Central to this pursuit is a powerful evocation of the lives of women both scientific and literary, some well-known and others almost lost: Margaret Cavendish, Mary Somerville, Germaine de Stael, Mary Wollstonecraft and Zelide. He investigates the love-stunned John Keats, the waterlogged Percy Bysshe Shelley, the chocolate-box painter Thomas Lawrence, the opium-soaked genius Coleridge, and the mad-visionary bard William Blake.
The diversity of Holmes's material is testimony to his empathy, erudition and at times his mischievous streak. This is his most personal and seductive writing yet.
Richard Holmes is the author of the prize-winning and bestselling `The Age of Wonder', which was shortlisted for the Samuel Johnson Prize and won the Royal Society Prize for Science Books (UK) and the National Book Critics Circle Award for Nonfiction (USA). He has written many other books including `Falling Upwards', an uplifting account of the pioneering generation of balloon aeronauts, which was one of Time Magazine's Top 10 Non-Fiction Books of 2013. His trilogy exploring the Romantic Biographer at work, begun with the classic `Footsteps', and its companion volume `Sidetracks', is now completed by `This Long Pursuit'. His first biography, `Shelley: The Pursuit', won the Somerset Maugham Prize; `Coleridge: Early Visions' won the 1989 Whitbread Book of the Year Award; `Coleridge: Darker Reflections' won the Duff Cooper and the Heinemann Awards; `Dr Johnson & Mr Savage' won the James Tait Black Prize.
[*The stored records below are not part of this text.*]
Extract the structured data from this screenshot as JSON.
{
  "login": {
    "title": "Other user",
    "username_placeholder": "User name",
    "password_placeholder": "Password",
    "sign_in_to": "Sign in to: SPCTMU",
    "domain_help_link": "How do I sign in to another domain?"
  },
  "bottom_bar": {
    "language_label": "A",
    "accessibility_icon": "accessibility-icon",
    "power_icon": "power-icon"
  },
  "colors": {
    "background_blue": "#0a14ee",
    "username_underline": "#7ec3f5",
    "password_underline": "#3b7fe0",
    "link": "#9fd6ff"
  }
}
He holds honorary doctorates from the Universities of East Anglia, East London and Kingston, and was Professor of Biographical Studies at the University of East Anglia from 2001 to 2007. He is an Honorary Fellow of Churchill College, Cambridge, a Fellow of the British Academy, and was awarded the OBE in 1992. He lives in London and Norfolk with the novelist Rose Tremain.